Touching on the country's trade relationship with Asia, Mr Perez invited Hong Kong and mainland investors to look at the joint venture opportunities in Chile's resource sector.
He said a natural synergy existed between the trade partners, as China imports substantial amounts of semi- refined copper ore, along with iron, lithium and other minerals.
'The mainland is enthusiastic about participating in the mining in dustry in Chile,' said Mr Perez, pointing out that two-way trade with China has jumped from US$200 million in 1995 to US$1.2 billion in 1999. 'In the past, mainland investors made contacts with the Chilean mining sector and the state-owned mining company, Corporacion Nacional del Cobre de Chile.'
It is easy to understand why Chilean officials are keen to boost resource development. Chile stretches from the southern border of Peru along 6,435 kilometres of coastline to Cape Horn, encompassing a vast range of geographical regions ranging from the Atacama Desert, some of the highest summits of the Andes, and the barren wasteland of the southern Antarctica. Developing the country's resource base - which includes precious metals, petroleum and natural gas, and rich minerals deposits - would enhance economic development in the poorer areas.

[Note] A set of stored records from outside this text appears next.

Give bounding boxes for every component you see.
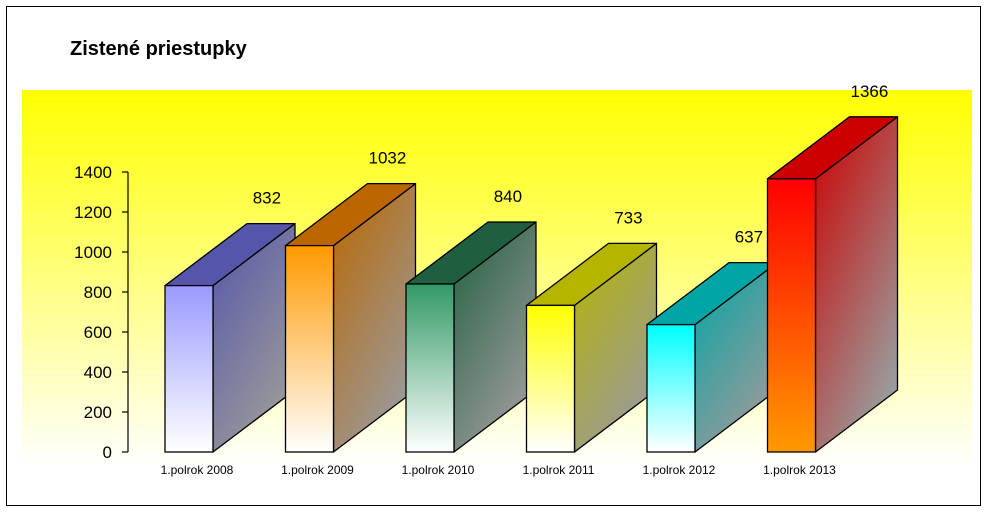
data-label: 637: [735, 228, 763, 247]
x-tick-label: 1.polrok 2010: [402, 463, 475, 477]
bar-1-polrok-2012: [646, 261, 778, 453]
bar-1-polrok-2009: [284, 182, 417, 453]
bar-1-polrok-2008: [164, 222, 296, 453]
x-tick-label: 1.polrok 2008: [161, 463, 234, 477]
bar-front-face: [164, 284, 214, 453]
y-tick-label: 200: [84, 403, 112, 422]
bar-front-face: [525, 304, 576, 453]
y-tick-label: 1200: [74, 203, 112, 222]
y-tick-label: 1000: [74, 243, 112, 262]
bar-front-face: [646, 323, 696, 453]
x-tick-label: 1.polrok 2013: [763, 463, 836, 477]
x-tick-label: 1.polrok 2011: [523, 463, 595, 477]
chart-title: Zistené priestupky: [70, 38, 247, 60]
y-tick-label: 0: [103, 443, 112, 462]
y-axis: 0 200 400 600 800 1000 1200 1400: [74, 163, 129, 462]
bar-1-polrok-2010: [405, 221, 537, 453]
data-label: 840: [494, 187, 522, 206]
labels: 832 1.polrok 2008 1032 1.polrok 2009 840 1.po…: [161, 82, 889, 477]
bar-1-polrok-2013: [766, 116, 899, 453]
bar-front-face: [284, 244, 335, 453]
bar-front-face: [766, 178, 817, 453]
y-tick-label: 600: [84, 323, 112, 342]
bar-1-polrok-2011: [525, 242, 658, 453]
data-label: 1366: [850, 82, 888, 101]
y-tick-label: 1400: [74, 163, 112, 182]
data-label: 1032: [368, 149, 406, 168]
bar-front-face: [405, 283, 455, 453]
data-label: 733: [614, 208, 642, 227]
bars: [164, 116, 899, 453]
y-tick-label: 800: [84, 283, 112, 302]
y-tick-label: 400: [84, 363, 112, 382]
data-label: 832: [253, 189, 281, 208]
x-tick-label: 1.polrok 2009: [281, 463, 354, 477]
x-tick-label: 1.polrok 2012: [643, 463, 716, 477]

The mining sector accounts for up to 40 per cent of all exports. A third of Chilean trade arrives on Asian shores, with Japan, South Korea and China as the largest importers.
Through its membership in the Asia Pacific Economic Cooperation (Apec) group, Chile enjoys trade privileges with many Asian nations. Major resource exports to China include wood, pulp, fertiliser and chemicals. In the global market, Chile is a major food exporter, supplying large quantities of fruit and vegetables, fish, livestock and processed foods. The country is especially well positioned to export fresh fruit and vegetables to northern hemisphere countries as Chile's growing season coincides with winter in the north.

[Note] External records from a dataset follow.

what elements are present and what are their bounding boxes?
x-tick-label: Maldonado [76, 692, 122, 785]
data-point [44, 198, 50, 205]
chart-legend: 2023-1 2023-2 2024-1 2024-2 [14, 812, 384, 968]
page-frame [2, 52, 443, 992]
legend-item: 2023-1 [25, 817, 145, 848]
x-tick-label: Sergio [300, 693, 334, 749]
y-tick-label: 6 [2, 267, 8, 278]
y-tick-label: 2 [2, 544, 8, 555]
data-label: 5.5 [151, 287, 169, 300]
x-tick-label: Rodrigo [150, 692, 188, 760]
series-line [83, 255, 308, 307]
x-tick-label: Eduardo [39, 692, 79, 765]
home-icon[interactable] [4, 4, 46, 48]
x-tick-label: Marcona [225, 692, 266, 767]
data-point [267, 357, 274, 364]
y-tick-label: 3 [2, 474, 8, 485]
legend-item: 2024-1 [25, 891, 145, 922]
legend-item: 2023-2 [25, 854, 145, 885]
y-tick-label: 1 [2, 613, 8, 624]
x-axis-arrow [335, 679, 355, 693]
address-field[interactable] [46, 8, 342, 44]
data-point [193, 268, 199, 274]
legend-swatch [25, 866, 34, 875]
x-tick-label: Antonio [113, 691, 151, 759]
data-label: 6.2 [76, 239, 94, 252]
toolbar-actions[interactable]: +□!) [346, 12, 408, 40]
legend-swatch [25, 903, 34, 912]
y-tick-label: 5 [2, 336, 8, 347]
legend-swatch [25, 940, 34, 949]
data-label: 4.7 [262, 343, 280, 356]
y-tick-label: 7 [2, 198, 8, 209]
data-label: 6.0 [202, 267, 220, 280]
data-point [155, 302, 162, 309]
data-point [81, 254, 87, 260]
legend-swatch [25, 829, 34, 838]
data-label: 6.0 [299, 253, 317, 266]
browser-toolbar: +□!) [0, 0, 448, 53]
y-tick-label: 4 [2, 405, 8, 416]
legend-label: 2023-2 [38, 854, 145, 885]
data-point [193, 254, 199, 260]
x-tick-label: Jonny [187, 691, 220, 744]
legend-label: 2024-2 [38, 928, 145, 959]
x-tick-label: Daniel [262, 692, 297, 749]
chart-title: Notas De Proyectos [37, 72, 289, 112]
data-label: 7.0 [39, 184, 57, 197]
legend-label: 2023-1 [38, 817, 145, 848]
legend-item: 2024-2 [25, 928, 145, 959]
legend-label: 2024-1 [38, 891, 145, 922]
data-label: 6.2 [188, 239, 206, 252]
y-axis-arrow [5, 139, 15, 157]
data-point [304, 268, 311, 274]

Mr Perez, who assumed responsibil ities as Consul-General to Hong Kong in May, said he had been working at diplomatic levels to enhance the relationship between Hong Kong and Chile. Efforts have focused on preparing an air services agreement to permit landing rights to national airlines, and a legal co-operation agreement that would allow criminals to serve prison sentences in their country of origin.
'We are working hard to create a good framework for our relationship with Hong Kong,' said Mr Perez, adding that citizens in both countries enjoy visa-free travel. 'We strive to make better links, as there is no existing air agreement. The idea is to improve bilateral air links because there's a huge demand for direct cargo access.'
Mr Perez said he was also seeking to negotiate tax relaxation for the shipping industry and establish direct container cargo links to China.

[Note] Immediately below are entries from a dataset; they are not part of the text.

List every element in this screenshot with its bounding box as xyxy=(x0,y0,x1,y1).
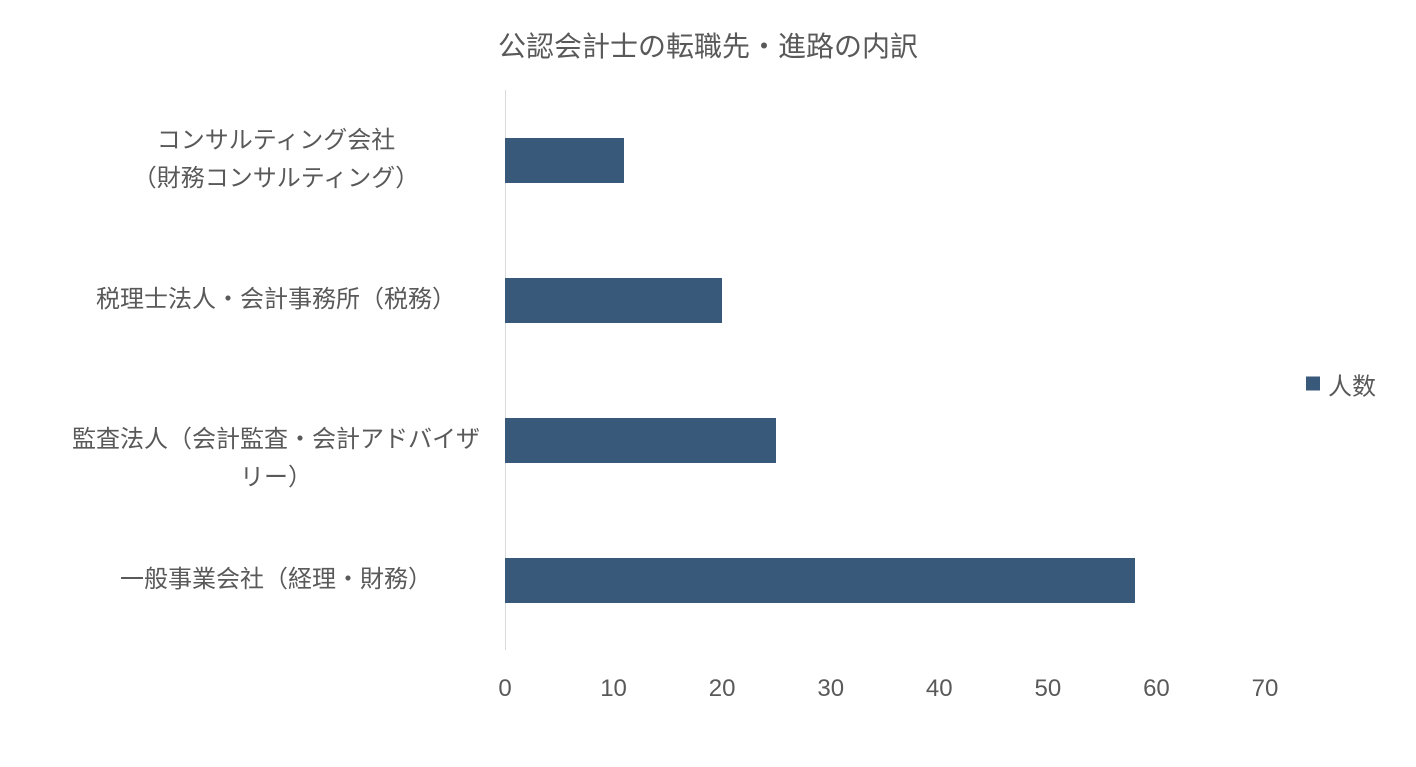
x-axis-tick-label: 20 xyxy=(709,675,736,703)
x-axis-tick-label: 70 xyxy=(1252,675,1279,703)
legend-label: 人数 xyxy=(1328,366,1376,401)
chart-title: 公認会計士の転職先・進路の内訳 xyxy=(0,25,1416,65)
legend-swatch xyxy=(1306,377,1320,391)
chart-container: 公認会計士の転職先・進路の内訳 コンサルティング会社（財務コンサルティング） 税理… xyxy=(0,0,1416,767)
bar xyxy=(505,278,722,323)
legend: 人数 xyxy=(1306,366,1376,401)
bar xyxy=(505,558,1135,603)
x-axis-tick-label: 30 xyxy=(817,675,844,703)
x-axis-tick-label: 0 xyxy=(498,675,511,703)
y-axis-category-label: コンサルティング会社（財務コンサルティング） xyxy=(66,122,486,199)
y-axis-category-label: 税理士法人・会計事務所（税務） xyxy=(66,281,486,319)
x-axis-tick-label: 10 xyxy=(600,675,627,703)
plot-area xyxy=(505,90,1265,650)
y-axis-category-label: 監査法人（会計監査・会計アドバイザリー） xyxy=(66,421,486,498)
x-axis-tick-label: 40 xyxy=(926,675,953,703)
bar xyxy=(505,138,624,183)
y-axis-category-label: 一般事業会社（経理・財務） xyxy=(66,561,486,599)
x-axis-tick-label: 60 xyxy=(1143,675,1170,703)
bar xyxy=(505,418,776,463)
x-axis-tick-label: 50 xyxy=(1034,675,1061,703)
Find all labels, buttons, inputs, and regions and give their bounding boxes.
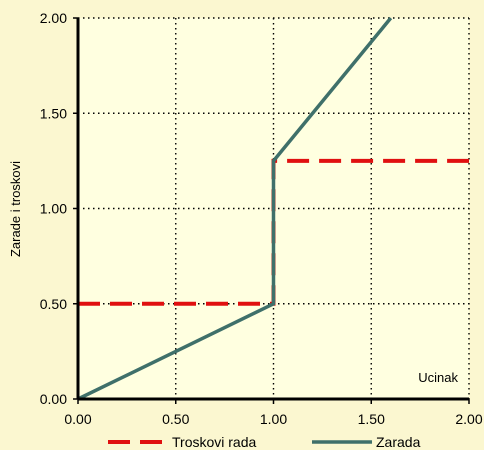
tick-label-y: 0.00 xyxy=(40,391,67,407)
tick-label-x: 2.00 xyxy=(455,411,482,427)
legend: Troskovi rada Zarada xyxy=(108,434,421,450)
x-axis-title: Ucinak xyxy=(418,370,458,385)
tick-label-y: 0.50 xyxy=(40,296,67,312)
legend-label: Troskovi rada xyxy=(172,434,257,450)
legend-label: Zarada xyxy=(376,434,421,450)
tick-labels: 0.00 0.50 1.00 1.50 2.00 0.00 0.50 1.00 1.50 2.00 xyxy=(40,10,483,427)
series-line-zarada xyxy=(77,16,393,401)
tick-label-x: 0.50 xyxy=(162,411,189,427)
tick-label-y: 2.00 xyxy=(40,10,67,26)
tick-label-y: 1.00 xyxy=(40,201,67,217)
tick-label-y: 1.50 xyxy=(40,105,67,121)
series-layer xyxy=(77,16,469,401)
tick-label-x: 0.00 xyxy=(64,411,91,427)
y-axis-title: Zarade i troskovi xyxy=(8,161,23,257)
tick-label-x: 1.50 xyxy=(358,411,385,427)
tick-label-x: 1.00 xyxy=(260,411,287,427)
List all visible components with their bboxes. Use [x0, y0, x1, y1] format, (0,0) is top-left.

'We maintain a dialogue with mainland authorities to avoid taxation of shipping transport,' Mr Perez said.
'Shipping movement between both sides is becoming important.'
Mr Perez points out that one of Chile's largest shipping companies, Compania Sud Americana de Vapores (CSAV), recently moved its regional headquarters from Tokyo to Hong Kong in August. The move will promote Hong Kong as a strategic distribution centre to service the export boom when China enters the WTO.
Explaining why Chile is not a member of the Mercosur - the free customs union agreement linking Uruguay, Brazil, Argentina and Paraguay, Mr Perez said Chile already enjoyed lower trade tariffs than those proposed under the trade bloc.
To promote Chile's regional trade interests, the government has launched a strategy to negotiate bilateral agreements on a country-by-country basis.
'We started to open our markets many years ago ,' Mr Perez said. 'We are working very hard, and taking part in all the free trade discussions. We believe that if trade becomes more free, the standard of living will improve.'
Mr Perez said Chile will take part in talks to join the proposed 34-nation Free Trade Area of the Americas (FTTA), which seeks to unite the Americas under a hemisphere-wide trading bloc.